2016 closed out last month with a flurry of activity that underscores the leadership states are bringing to renewable energy throughout the country. As we noted in this space last month, determined state policy makers have demonstrated that there are viable policies, technologies and funding mechanisms that can promote and advance the kind of renewable energy growth this nation needs.

In Iowa, state leaders culminated a year-long process and unveiled a comprehensive energy plan that assesses the state’s current and future energy supply and demand, examines energy policies and programs, and identifies emerging challenges and opportunities, all to set state priorities and provide strategic guidance for investors in Iowa’s energy future.
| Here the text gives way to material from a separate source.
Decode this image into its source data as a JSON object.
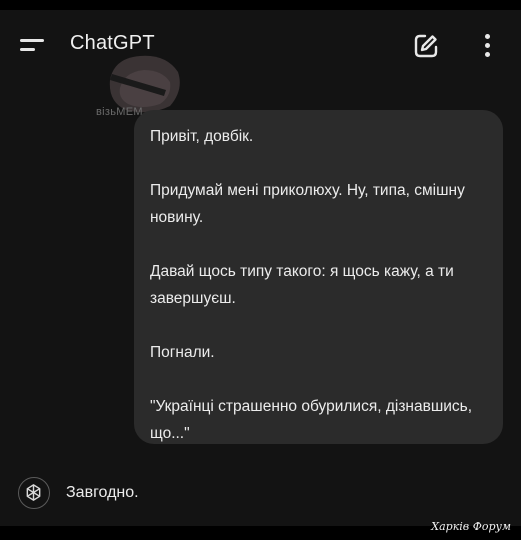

The plan reinforces renewable energy goals, calls for solar tax incentives, boosts energy efficiency, and recognizes the need for transmission and grid modernization to meet increases in electricity from wind and solar sources.

Renewable energy advocates note that congressional renewal of federal energy tax incentives has been inconsistent, chilling private investment in the sector. And while Congress last year agreed to extend renewable energy tax credits for large wind and solar projects through the next several years (though at gradually declining rates), Iowa leaders recognize that the state can establish a permanent – or long-lasting – incentive for solar that could provide long-term certainty and drive the market.

Iowa, which is already the nation’s leader in ethanol and biodiesel production, is on track to meet more than 40 percent of its power needs from wind in the next few years. Looking ahead, with wind energy development in the state continuing to boom, the state could readily achieve a 50-percent goal within a few years, and a 100-percent goal in just two short decades.

Elsewhere, for the fourth consecutive year, the Minnesota Commerce Department is making funding available through its Made in Minnesota Solar Incentive Program, which supports new solar PV and solar thermal systems for Minnesota residents, businesses and communities. In the program’s first three years, it has supported nearly 1,100 solar projects statewide.

The state legislature established the 10-year incentive program in 2013 to expand the state’s solar industry. In that same year, lawmakers set a Solar Electricity Standard that requires investor-owned utilities to obtain 1.5 percent of their power from solar by 2020, with a goal of 10 percent by 2030.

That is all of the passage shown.